I totally get it – when you’re betrayed by a male partner (or watch male superiors and colleagues get away with annoying, abusive, or criminal behavior; or get constantly told that femininity is inferior to masculinity), you get mad as hell and pummel your “invisible partner” within an inch of his life.
The video outlines a good course of action: tear shit up (my primary regret of being rendered homeless by my last breakup was that I didn’t get to destroy a living room in such an epic fashion), march in solidarity with other rightly angry women (or honor your feminine archetypes, if you want to read it that way), but ultimately embrace your masculine side (the way Kelis kicks it with the Neptunes (who produced the track) at the end of the video).

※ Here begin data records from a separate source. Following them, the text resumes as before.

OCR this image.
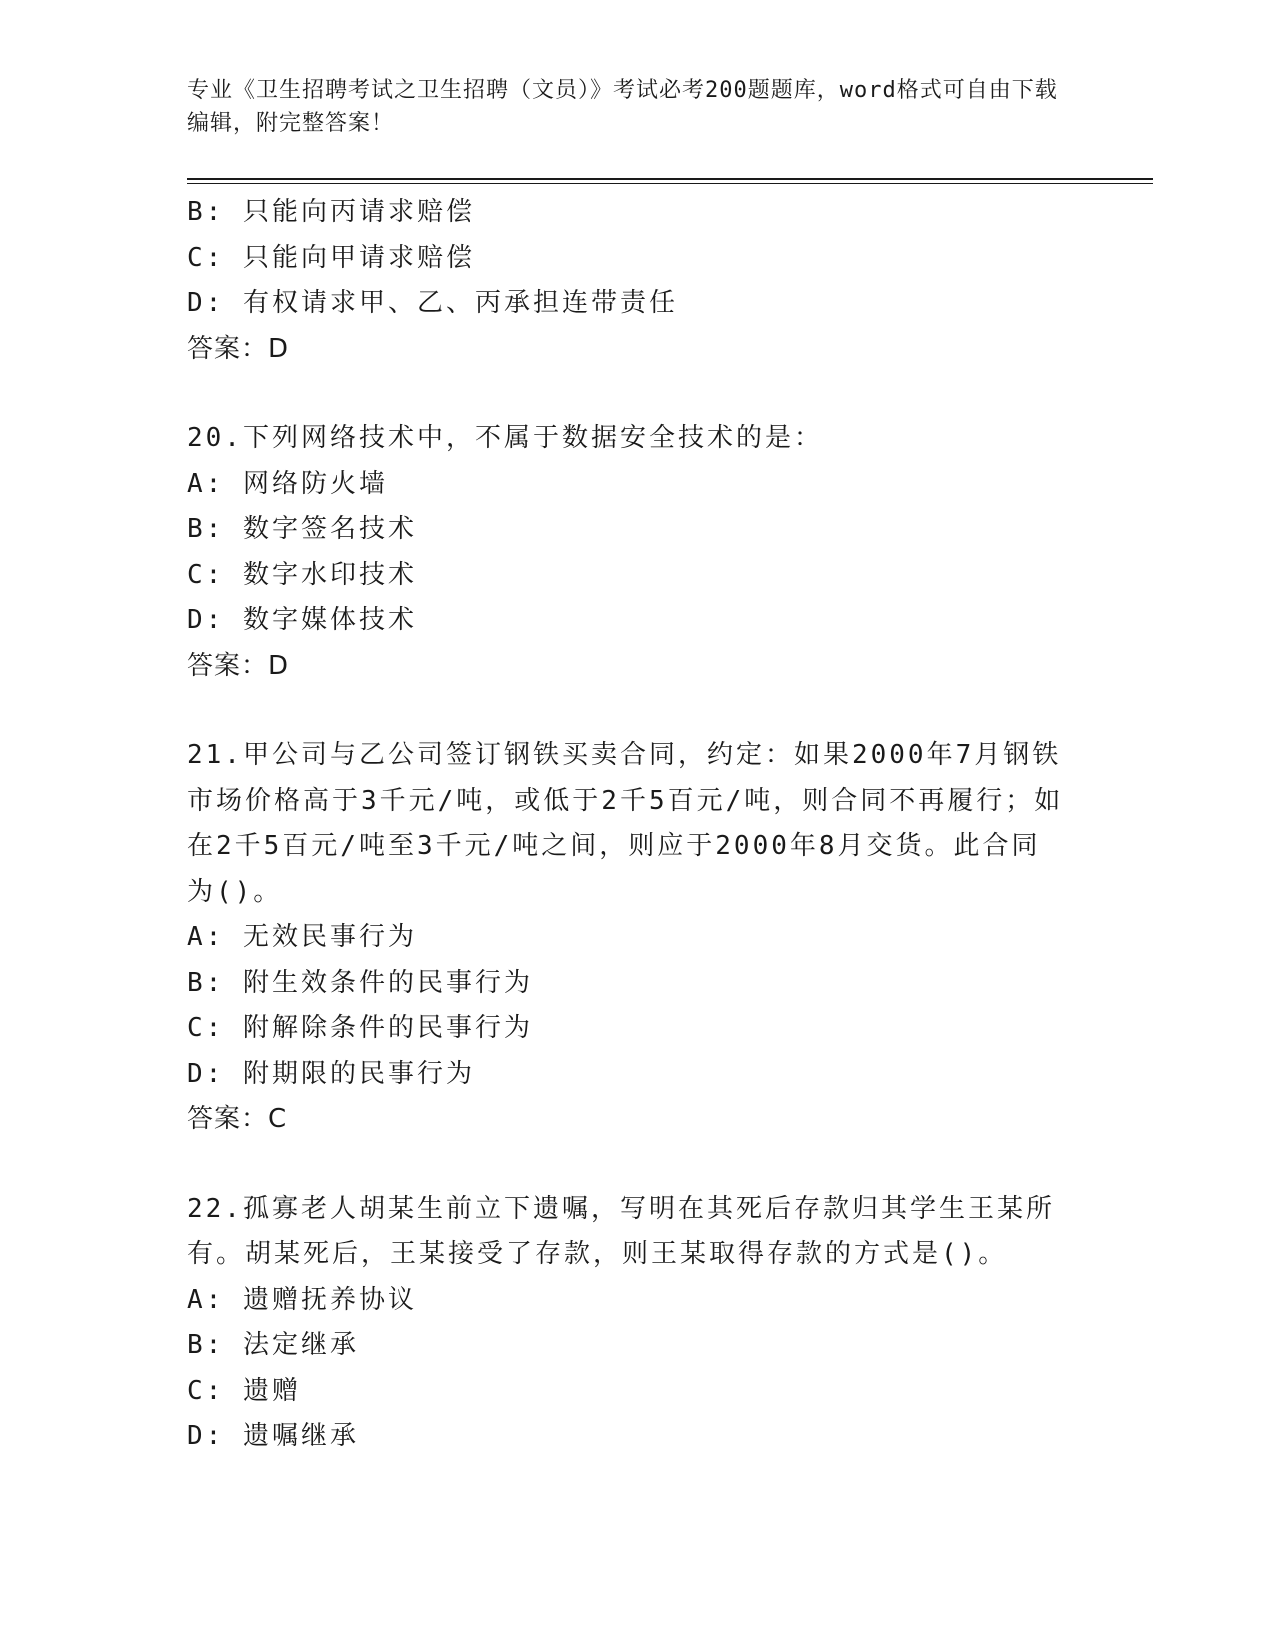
专业《卫生招聘考试之卫生招聘（文员）》考试必考200题题库，word格式可自由下载编辑，附完整答案！
B: 只能向丙请求赔偿
C: 只能向甲请求赔偿
D: 有权请求甲、乙、丙承担连带责任
答案：D
20.下列网络技术中，不属于数据安全技术的是：
A: 网络防火墙
B: 数字签名技术
C: 数字水印技术
D: 数字媒体技术
答案：D
21.甲公司与乙公司签订钢铁买卖合同，约定：如果2000年7月钢铁市场价格高于3千元/吨，或低于2千5百元/吨，则合同不再履行；如在2千5百元/吨至3千元/吨之间，则应于2000年8月交货。此合同为()。
A: 无效民事行为
B: 附生效条件的民事行为
C: 附解除条件的民事行为
D: 附期限的民事行为
答案：C
22.孤寡老人胡某生前立下遗嘱，写明在其死后存款归其学生王某所有。胡某死后，王某接受了存款，则王某取得存款的方式是()。
A: 遗赠抚养协议
B: 法定继承
C: 遗赠
D: 遗嘱继承
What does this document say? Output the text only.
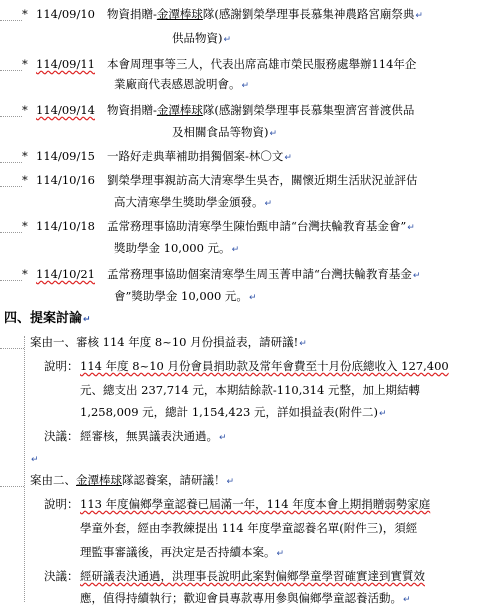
* 114/09/10 物資捐贈-金潭棒球隊(感謝劉榮學理事長慕集神農路宮廟祭典↵
供品物資)↵
* 114/09/11 本會周理事等三人，代表出席高雄市榮民服務處舉辦114年企
業廠商代表感恩說明會。↵
* 114/09/14 物資捐贈-金潭棒球隊(感謝劉榮學理事長慕集聖濟宮普渡供品
及相關食品等物資)↵
* 114/09/15 一路好走典華補助捐獨個案-林〇文↵
* 114/10/16 劉榮學理事親訪高大清寒學生吳杏，關懷近期生活狀況並評估
高大清寒學生獎助學金頒發。↵
* 114/10/18 孟常務理事協助清寒學生陳怡甄申請“台灣扶輪教育基金會”↵
獎助學金 10,000 元。↵
* 114/10/21 孟常務理事協助個案清寒學生周玉菁申請“台灣扶輪教育基金↵
會”獎助學金 10,000 元。↵
四、提案討論↵
案由一、審核 114 年度 8~10 月份損益表，請研議!↵
說明： 114 年度 8~10 月份會員捐助款及常年會費至十月份底總收入 127,400
元、總支出 237,714 元，本期結餘款-110,314 元整，加上期結轉
1,258,009 元，總計 1,154,423 元，詳如損益表(附件二)↵
決議： 經審核，無異議表決通過。↵
↵
案由二、金潭棒球隊認養案，請研議！↵
說明： 113 年度偏鄉學童認養已屆滿一年，114 年度本會上期捐贈弱勢家庭
學童外套，經由李教練提出 114 年度學童認養名單(附件三)，須經
理監事審議後，再決定是否持續本案。↵
決議： 經研議表決通過，洪理事長說明此案對偏鄉學童學習確實達到實質效
應，值得持續執行；歡迎會員專款專用參與偏鄉學童認養活動。↵
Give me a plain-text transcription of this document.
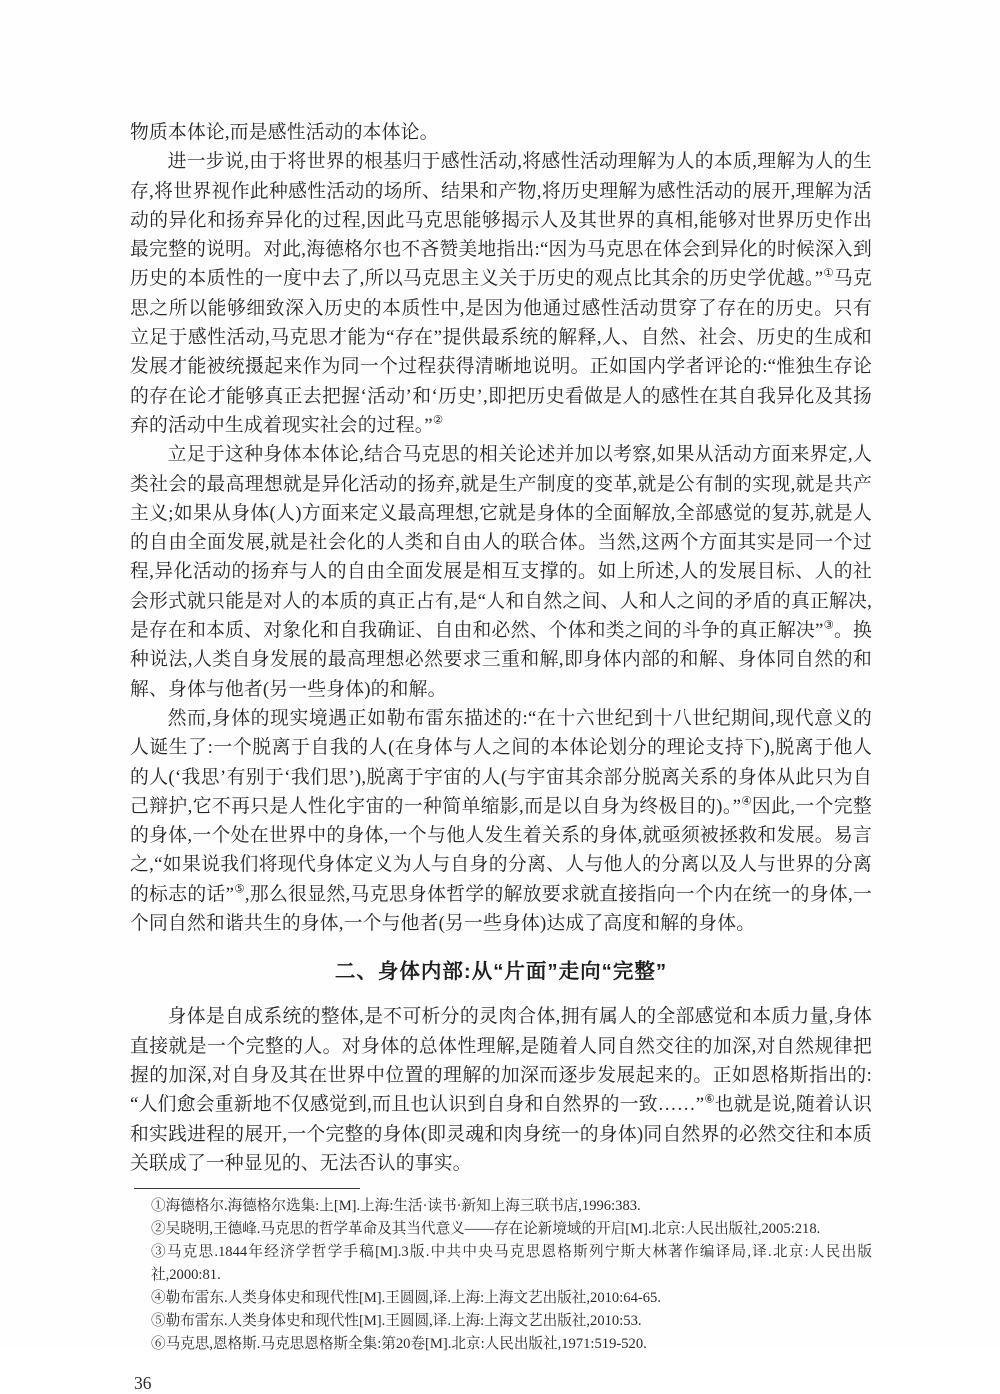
物质本体论,而是感性活动的本体论。

进一步说,由于将世界的根基归于感性活动,将感性活动理解为人的本质,理解为人的生存,将世界视作此种感性活动的场所、结果和产物,将历史理解为感性活动的展开,理解为活动的异化和扬弃异化的过程,因此马克思能够揭示人及其世界的真相,能够对世界历史作出最完整的说明。对此,海德格尔也不吝赞美地指出:“因为马克思在体会到异化的时候深入到历史的本质性的一度中去了,所以马克思主义关于历史的观点比其余的历史学优越。”①马克思之所以能够细致深入历史的本质性中,是因为他通过感性活动贯穿了存在的历史。只有立足于感性活动,马克思才能为“存在”提供最系统的解释,人、自然、社会、历史的生成和发展才能被统摄起来作为同一个过程获得清晰地说明。正如国内学者评论的:“惟独生存论的存在论才能够真正去把握‘活动’和‘历史’,即把历史看做是人的感性在其自我异化及其扬弃的活动中生成着现实社会的过程。”②

立足于这种身体本体论,结合马克思的相关论述并加以考察,如果从活动方面来界定,人类社会的最高理想就是异化活动的扬弃,就是生产制度的变革,就是公有制的实现,就是共产主义;如果从身体(人)方面来定义最高理想,它就是身体的全面解放,全部感觉的复苏,就是人的自由全面发展,就是社会化的人类和自由人的联合体。当然,这两个方面其实是同一个过程,异化活动的扬弃与人的自由全面发展是相互支撑的。如上所述,人的发展目标、人的社会形式就只能是对人的本质的真正占有,是“人和自然之间、人和人之间的矛盾的真正解决,是存在和本质、对象化和自我确证、自由和必然、个体和类之间的斗争的真正解决”③。换种说法,人类自身发展的最高理想必然要求三重和解,即身体内部的和解、身体同自然的和解、身体与他者(另一些身体)的和解。

然而,身体的现实境遇正如勒布雷东描述的:“在十六世纪到十八世纪期间,现代意义的人诞生了:一个脱离于自我的人(在身体与人之间的本体论划分的理论支持下),脱离于他人的人(‘我思’有别于‘我们思’),脱离于宇宙的人(与宇宙其余部分脱离关系的身体从此只为自己辩护,它不再只是人性化宇宙的一种简单缩影,而是以自身为终极目的)。”④因此,一个完整的身体,一个处在世界中的身体,一个与他人发生着关系的身体,就亟须被拯救和发展。易言之,“如果说我们将现代身体定义为人与自身的分离、人与他人的分离以及人与世界的分离的标志的话”⑤,那么很显然,马克思身体哲学的解放要求就直接指向一个内在统一的身体,一个同自然和谐共生的身体,一个与他者(另一些身体)达成了高度和解的身体。

二、身体内部:从“片面”走向“完整”

身体是自成系统的整体,是不可析分的灵肉合体,拥有属人的全部感觉和本质力量,身体直接就是一个完整的人。对身体的总体性理解,是随着人同自然交往的加深,对自然规律把握的加深,对自身及其在世界中位置的理解的加深而逐步发展起来的。正如恩格斯指出的:“人们愈会重新地不仅感觉到,而且也认识到自身和自然界的一致……”⑥也就是说,随着认识和实践进程的展开,一个完整的身体(即灵魂和肉身统一的身体)同自然界的必然交往和本质关联成了一种显见的、无法否认的事实。

①海德格尔.海德格尔选集:上[M].上海:生活·读书·新知上海三联书店,1996:383.
②吴晓明,王德峰.马克思的哲学革命及其当代意义——存在论新境域的开启[M].北京:人民出版社,2005:218.
③马克思.1844年经济学哲学手稿[M].3版.中共中央马克思恩格斯列宁斯大林著作编译局,译.北京:人民出版社,2000:81.
④勒布雷东.人类身体史和现代性[M].王圆圆,译.上海:上海文艺出版社,2010:64-65.
⑤勒布雷东.人类身体史和现代性[M].王圆圆,译.上海:上海文艺出版社,2010:53.
⑥马克思,恩格斯.马克思恩格斯全集:第20卷[M].北京:人民出版社,1971:519-520.
36
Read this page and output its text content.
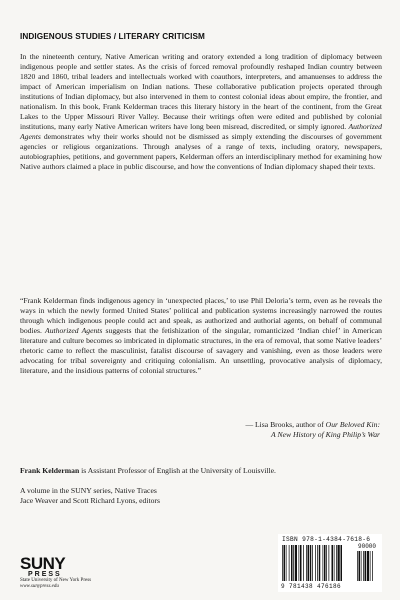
INDIGENOUS STUDIES / LITERARY CRITICISM

In the nineteenth century, Native American writing and oratory extended a long tradition of diplomacy between indigenous people and settler states. As the crisis of forced removal profoundly reshaped Indian country between 1820 and 1860, tribal leaders and intellectuals worked with coauthors, interpreters, and amanuenses to address the impact of American imperialism on Indian nations. These collaborative publication projects operated through institutions of Indian diplomacy, but also intervened in them to contest colonial ideas about empire, the frontier, and nationalism. In this book, Frank Kelderman traces this literary history in the heart of the continent, from the Great Lakes to the Upper Missouri River Valley. Because their writings often were edited and published by colonial institutions, many early Native American writers have long been misread, discredited, or simply ignored. Authorized Agents demonstrates why their works should not be dismissed as simply extending the discourses of government agencies or religious organizations. Through analyses of a range of texts, including oratory, newspapers, autobiographies, petitions, and government papers, Kelderman offers an interdisciplinary method for examining how Native authors claimed a place in public discourse, and how the conventions of Indian diplomacy shaped their texts.

“Frank Kelderman finds indigenous agency in ‘unexpected places,’ to use Phil Deloria’s term, even as he reveals the ways in which the newly formed United States’ political and publication systems increasingly narrowed the routes through which indigenous people could act and speak, as authorized and authorial agents, on behalf of communal bodies. Authorized Agents suggests that the fetishization of the singular, romanticized ‘Indian chief’ in American literature and culture becomes so imbricated in diplomatic structures, in the era of removal, that some Native leaders’ rhetoric came to reflect the masculinist, fatalist discourse of savagery and vanishing, even as those leaders were advocating for tribal sovereignty and critiquing colonialism. An unsettling, provocative analysis of diplomacy, literature, and the insidious patterns of colonial structures.”

— Lisa Brooks, author of Our Beloved Kin:
A New History of King Philip’s War
Frank Kelderman is Assistant Professor of English at the University of Louisville.
A volume in the SUNY series, Native Traces
Jace Weaver and Scott Richard Lyons, editors
SUNY
PRESS
State University of New York Press
www.sunypress.edu
ISBN 978-1-4384-7618-6
90000
9 781438 476186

This isn’t about manning up or copping male entitlement, it’s about becoming a whole, balanced person in the face of hardship and trauma. If you’re going to be a successful freelancer, you need to be a one-woman-army and have all archetypes on deck – including some strong, sensitive masculine ones.
See what I mean? That was not at all what one might have expected- but it was spot on. I’m reminded of the great Maxine Waters, D-CA, and the now famous “reclaiming my time” moment. Don’t let expectations about who or how to be stop you from getting the answers, rest, gigs, recognition, or WHATEVER you need to be happy in your career.